Examples inside REPL:

  • find all .py files
  • capabilities / commands / examples
  • help capabilities / help filesystem_inspection / help ls
  • show running processes
  • ping example.com 4 times
  • show HTTP headers for https://example.com
  • look up DNS for example.com
  • tar -tf archive.tar / unzip -l archive.zip
  • tar -xf archive.tar -C restored / unzip archive.zip -d restored
  • tar -czf backup.tar.gz src / zip -r docs.zip docs
  • ls -lah
  • dry-run search TODO in src
  • explain show disk space
  • audit status / audit tail / audit clear

One-shot and diagnostics modes

  • One-shot requests such as oterminus "show disk usage for this folder" plan, validate, preview, and then require confirmation before execution unless the explicit safe auto-execute environment setting is enabled and the validated proposal qualifies.
  • --dry-run and --explain are mutually exclusive one-shot inspection flags for requests. Both validate and preview without confirmation or execution; explain mode also describes command choice, relevant flags/arguments, risk, and policy interpretation.
  • --version prints the installed package version and exits. It does not start the REPL, run doctor/setup checks, or require Ollama; oterminus version prints the same diagnostic output.
  • doctor is diagnostics-only: it prints readiness checks and exits without starting the REPL, executing a request, or invoking the Ollama planner. It cannot be combined with --dry-run or --explain.

Proposal modes

OTerminus supports two first-class proposal modes:

  • Structured: the preferred normal path for supported capabilities. Proposals use command_family + typed arguments, and Python renders the final command/argv deterministically.
  • Experimental: a constrained fallback for single-command text that cannot yet be represented safely as structured arguments. It is still strictly validated, previewed, and confirmed before execution.
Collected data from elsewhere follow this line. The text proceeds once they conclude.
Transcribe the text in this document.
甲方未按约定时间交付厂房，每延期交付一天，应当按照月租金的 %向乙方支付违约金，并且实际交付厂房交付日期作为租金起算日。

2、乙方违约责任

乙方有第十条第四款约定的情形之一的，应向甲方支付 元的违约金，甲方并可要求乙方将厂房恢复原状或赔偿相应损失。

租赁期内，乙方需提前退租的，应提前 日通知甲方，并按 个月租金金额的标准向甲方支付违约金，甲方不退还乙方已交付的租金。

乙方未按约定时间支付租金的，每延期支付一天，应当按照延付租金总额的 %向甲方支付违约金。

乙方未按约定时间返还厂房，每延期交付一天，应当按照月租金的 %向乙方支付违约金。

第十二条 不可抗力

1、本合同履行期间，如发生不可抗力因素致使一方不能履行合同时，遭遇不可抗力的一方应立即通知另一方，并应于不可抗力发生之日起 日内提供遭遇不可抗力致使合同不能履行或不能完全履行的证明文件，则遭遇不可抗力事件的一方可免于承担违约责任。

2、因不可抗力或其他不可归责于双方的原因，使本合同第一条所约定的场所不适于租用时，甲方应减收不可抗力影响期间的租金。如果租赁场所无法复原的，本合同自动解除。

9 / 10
Capability maturity/status comes from registry metadata. Planned or metadata-only capabilities are shown in detailed references/help with warnings, but are not advertised as normal executable autocomplete or planner actions until their maturity metadata is updated.

See structured rendering, routing and planning, and the request lifecycle for details.

Network diagnostics

The network_diagnostics capability supports only fixed-count ping, HTTP HEAD (curl -I), dig, and nslookup. These commands contact external hosts, show a network metadata warning in preview, and still require confirmation. OTerminus does not support POST/PUT/DELETE requests, secret headers, downloads, scanning, SSH, or arbitrary network automation.

Project health

The project_health capability supports curated developer checks through structured operations: tests, lint checks, format checks, docs builds, and evals. These render to exact poetry run ... commands, may execute local project code, and always go through preview, validation, policy, and confirmation. OTerminus does not support arbitrary Poetry commands, installs/updates, deploy/publish commands, or write-formatting such as ruff format ..

Documentation

The README is the landing page. Full documentation is generated from docs/ and published to GitHub Pages after merges to main (once Pages is enabled in repository settings).

Work on docs locally

poetry install --with dev,docs
poetry run mkdocs serve
poetry run mkdocs build --strict

For the full local quality checklist, including Ruff format/lint and pytest commands, see the contributor workflow. When behavior changes, update docs in the same pull request.

  • Optional local persistent REPL history is available via OTERMINUS_HISTORY_ENABLED=true; reruns still go through normal validation + confirmation.
  • Audit logs and persistent history are local JSONL files; redaction is enabled by default, but review logs/history before sharing. See the audit schema and configuration reference.

For a small set of deterministic natural-language requests, OTerminus can skip Ollama by producing a local structured proposal before normal validation and confirmation policy.